目の前にある事実に対して半信半疑の麻井はゆっくりと近づき、リヒトーの頬に触れる。

人肌にしてはとても冷たかった。


「…あ。」


その冷たさを体感して、リヒトーの状態を見て、リヒトーの死を突きつけられて、麻井の内心はぐちゃぐちゃだ。思考がうまく働かない。

それでも麻井はリヒトーの死を受け入れようとした。


「リヒトーは死んでないよ。」


それを邪魔したのはシーダだ。


「どういう事?」


反射的に聞き返すとシーダはその理由をはっきりと答える。


「リヒトーを吸血花にしたから。」

「…は?」


その答えを聞いて麻井の思考は一時停止してしまった。それほどまでに衝撃的な事実だった。


「吸血花? リヒトーが。え?」


シーダの冗談かと思った。冗談だと思いたかった。しかし、シーダの目は本気の目つきだ。

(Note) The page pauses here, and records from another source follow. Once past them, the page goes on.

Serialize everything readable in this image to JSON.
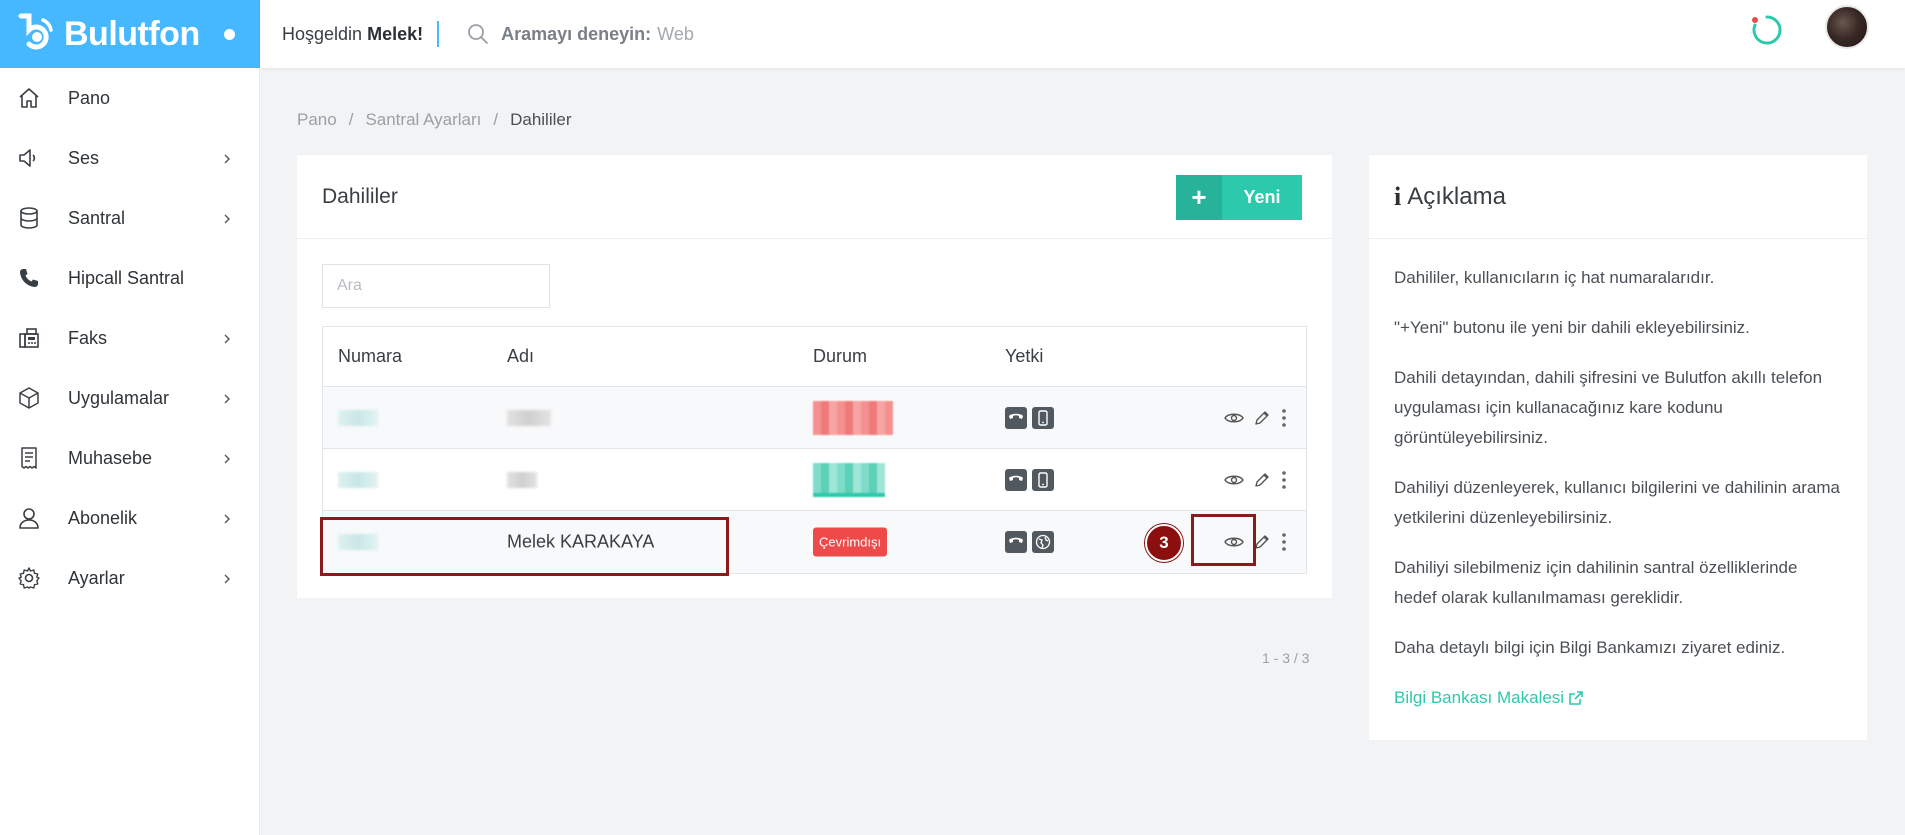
{
  "brand": {
    "name": "Bulutfon"
  },
  "topbar": {
    "greeting_prefix": "Hoşgeldin",
    "user_name": "Melek!",
    "search_label": "Aramayı deneyin:",
    "search_hint": "Web"
  },
  "sidebar": {
    "items": [
      {
        "label": "Pano",
        "icon": "home-icon",
        "has_children": false
      },
      {
        "label": "Ses",
        "icon": "speaker-icon",
        "has_children": true
      },
      {
        "label": "Santral",
        "icon": "database-icon",
        "has_children": true
      },
      {
        "label": "Hipcall Santral",
        "icon": "phone-icon",
        "has_children": false
      },
      {
        "label": "Faks",
        "icon": "fax-icon",
        "has_children": true
      },
      {
        "label": "Uygulamalar",
        "icon": "cube-icon",
        "has_children": true
      },
      {
        "label": "Muhasebe",
        "icon": "receipt-icon",
        "has_children": true
      },
      {
        "label": "Abonelik",
        "icon": "user-icon",
        "has_children": true
      },
      {
        "label": "Ayarlar",
        "icon": "gear-icon",
        "has_children": true
      }
    ]
  },
  "breadcrumb": {
    "items": [
      "Pano",
      "Santral Ayarları",
      "Dahililer"
    ],
    "separator": "/"
  },
  "extensions": {
    "title": "Dahililer",
    "new_button": "Yeni",
    "filter_placeholder": "Ara",
    "columns": {
      "number": "Numara",
      "name": "Adı",
      "status": "Durum",
      "permission": "Yetki"
    },
    "rows": [
      {
        "number": "",
        "name": "",
        "status": "",
        "status_color": "#f07a7a",
        "permissions": [
          "handset-icon",
          "mobile-icon"
        ]
      },
      {
        "number": "",
        "name": "",
        "status": "",
        "status_color": "#2dc9ad",
        "permissions": [
          "handset-icon",
          "mobile-icon"
        ]
      },
      {
        "number": "",
        "name": "Melek KARAKAYA",
        "status": "Çevrimdışı",
        "status_color": "#ee4a4a",
        "permissions": [
          "handset-icon",
          "globe-icon"
        ]
      }
    ],
    "pagination": "1 - 3 / 3"
  },
  "info": {
    "title": "Açıklama",
    "paragraphs": [
      "Dahililer, kullanıcıların iç hat numaralarıdır.",
      "\"+Yeni\" butonu ile yeni bir dahili ekleyebilirsiniz.",
      "Dahili detayından, dahili şifresini ve Bulutfon akıllı telefon uygulaması için kullanacağınız kare kodunu görüntüleyebilirsiniz.",
      "Dahiliyi düzenleyerek, kullanıcı bilgilerini ve dahilinin arama yetkilerini düzenleyebilirsiniz.",
      "Dahiliyi silebilmeniz için dahilinin santral özelliklerinde hedef olarak kullanılmaması gereklidir.",
      "Daha detaylı bilgi için Bilgi Bankamızı ziyaret ediniz."
    ],
    "link": "Bilgi Bankası Makalesi"
  },
  "annotation": {
    "step": "3"
  },
  "colors": {
    "brand": "#46b8ff",
    "accent": "#2dc9ad",
    "danger": "#ee4a4a",
    "annotation": "#8b1a1a"
  }
}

麻井は震える手でリヒトーの手首に触れ脈を測る。ひんやりと冷たい体温と共に微かな脈を感じとる。


リヒトーは生きていた。吸血花として。 


そうと分かった途端、麻井はシーダの頬を力一杯引っ叩く。


「お前。お前! なんて事を!」


じわじわと痛む手に構わず麻井は怒りの感情に身を任せてシーダに詰め寄る。


「リヒトーの意思を無視して! 自分が何をしたのか分かってるの?!」


本人の意思の確認をせずに人外へと作り変えた。

それを数少ない友人に対して行ったシーダに対して麻井は怒りを隠さず臆さない。


「…分からない。」


頬を叩かれ、麻井から怒鳴られているシーダはぽつりぽつりと話す。


「俺は悪い事をしたのか? 死んでほしくなかった。リヒトーが死ぬのが嫌だった。死ぬってこんなに怖いなんて知らなかった。」


悲しそうに表情を歪めるシーダ。その目元には涙の跡が色濃く残っている。

それを見た麻井は怒りを少し抑えようとする。


「…死んだら生き返らない。それを破るのはいつだってタブーだ。」

「タブー?」

「やっちゃいけない事って意味。お前はリヒトーに許されない事をしたの。分かる? 分かれ。」

「そんな。」


許されない。

それを聞いたシーダは絶望した様子でうつむく。


「それでもお前は責任を取らなくちゃいけない。」


その様子を見た麻井はあえて厳しくする事を決めた。


「許されなくても。ぶん殴られても。お前は責任を取らなくちゃいけない。リヒトーの事を支えなくちゃいけない。」

「…できるかな? 俺に。」

「出来る出来ないじゃない。やれ!」


麻井の言葉に対してシーダは小さく頷いた。